There were no fences then. We "cut through" wherever we needed to make the trip shorter; children were allowed this privilege. We all walked wherever we went, so why not? Even in high school I cut through the Crandalls, through the Bernhards, through the Bullocks, climbed a tree and hopped a fence into the Larsens' back yard where Sara, my best friend, lived. Then we'd walk the "long way" past the Clarks, her cousins. And back down Cherry Lane, past the Bowdens, and oh, so many more familiar names.

We rollerskated as kids with those turn-key roller skates - all the way south on Cherry Lane and around past theHeatons and the Hartvigsens, down the hill onto Apple. Scary corner. If you weren't in control you could fall, and nobody had helmets and knee pads. We just learned to head for the nearest patch of grass if we felt a fall coming on. And we biked up and down the tree streets and around the blocks and past the canal on Birch. Sometimes we even went tubing through the canal when it still ran through Heritage Halls. We could stop in to Carson's Market for a treat, but Mr. Carson didn't like kids much. We ran errands there for our moms, but didn't hang around.

When I married and moved away I loved taking my own children to visit Grandma and Grandpa on Locust. There they met their cousins and ran to play in the orchard behind the house. On the 4th of July we had a "cookout" with hamburgers and hotdogs and games, and then always sleepy children waiting impatiently in deck chairs as we looked toward the stadium, only a mile away as the crow flies, to watch the fireworks before heading home. When the oldest cousins were teens at one of these midsummer gatherings, they were trying out all the latest appreciative adjectives for each new display in the sky: Awesome! Rad! Sweet! We asked my dad, What did you say during World War II when you saw fireworks like these? His answer? DUCK!

And now he's gone and my mom is living close to me where it's now my turn to take care of her after all her many years of taking care of all of us. But how can there not be a Dunn, or a descendant of a Dunn, in the tree streets? We buried treasure there along ditch banks, thinking no one would ever find it - not even thinking, really, that we would ever grow up. But we did. And there is treasure there. But it's not buried. It's in every leaf of the maple trees that line the streets; every bump in the sidewalk that we walked, skated, and biked; every window that still lights with friendly light each evening. There is something magical there that will never leave.

It may be the end of an era for the Dunns, and maybe it's time to share that magic with someone else. But I know, and my mother knows, and my brother knows, and our children know that something special was ours for a while -- and really, always will be.

4 comments:

Jill said...

Shelley...so fun to read about your childhood. I have so many memories like that that I need to write down before they escape me!

Thanks for your note..I'm just trying to survive the last month of this pregnancy.
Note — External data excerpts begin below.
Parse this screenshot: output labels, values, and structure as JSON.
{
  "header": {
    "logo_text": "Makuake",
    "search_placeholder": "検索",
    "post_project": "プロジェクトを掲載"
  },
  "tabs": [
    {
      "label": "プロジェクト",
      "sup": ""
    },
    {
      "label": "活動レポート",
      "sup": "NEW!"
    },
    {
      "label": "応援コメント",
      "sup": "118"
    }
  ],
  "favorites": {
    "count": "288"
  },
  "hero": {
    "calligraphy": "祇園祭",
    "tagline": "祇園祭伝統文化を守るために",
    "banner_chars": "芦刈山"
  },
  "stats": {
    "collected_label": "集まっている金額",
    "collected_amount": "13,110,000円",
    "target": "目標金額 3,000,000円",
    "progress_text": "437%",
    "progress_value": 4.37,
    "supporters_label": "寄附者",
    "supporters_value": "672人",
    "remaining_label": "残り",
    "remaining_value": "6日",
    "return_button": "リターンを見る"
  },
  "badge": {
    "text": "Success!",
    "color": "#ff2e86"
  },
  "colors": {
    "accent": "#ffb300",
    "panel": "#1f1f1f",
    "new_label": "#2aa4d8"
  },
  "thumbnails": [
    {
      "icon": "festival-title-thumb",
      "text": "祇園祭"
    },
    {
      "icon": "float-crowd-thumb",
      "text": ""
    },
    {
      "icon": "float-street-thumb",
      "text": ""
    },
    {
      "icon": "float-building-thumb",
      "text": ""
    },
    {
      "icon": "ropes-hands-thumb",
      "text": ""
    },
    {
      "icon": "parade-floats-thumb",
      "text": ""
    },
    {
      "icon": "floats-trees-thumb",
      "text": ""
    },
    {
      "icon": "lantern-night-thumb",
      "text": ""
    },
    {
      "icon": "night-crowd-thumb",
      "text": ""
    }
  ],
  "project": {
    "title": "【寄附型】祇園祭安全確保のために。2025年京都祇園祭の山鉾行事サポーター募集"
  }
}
I'm on modified bedrest...so I'm supposed to do as little as possible so I don't end up on strict bedrest. Usually I try to make it for Sacrament, but yesterday Tony was out of town and I was having too many contractions. Bummer...I always feel better when I take the Sacrament.

Hope to see you soon.

ColleenDown said...

This made me all teary eyed. There is something about that first childhood house that you just don't capture anywhere else. Do you think our kids will have similar memories of Shadow Gate circle? It is amazing to me how close all the girls have stayed with their friends over there.

Shelley said...

Colleen - I'm sure they'll have similar memories. They already have those "remember when" sessions around the dinner table. And then they share the stories with their spouses, and sometimes even break out the videotape.... One favorite is the dance recital that your girls put together with for the younger girls on the street, performed in your backyard. Good times!

Heather said...

Beautifully written.
...Aah and our "dance classes." I think about that every week when I teach my real dance class.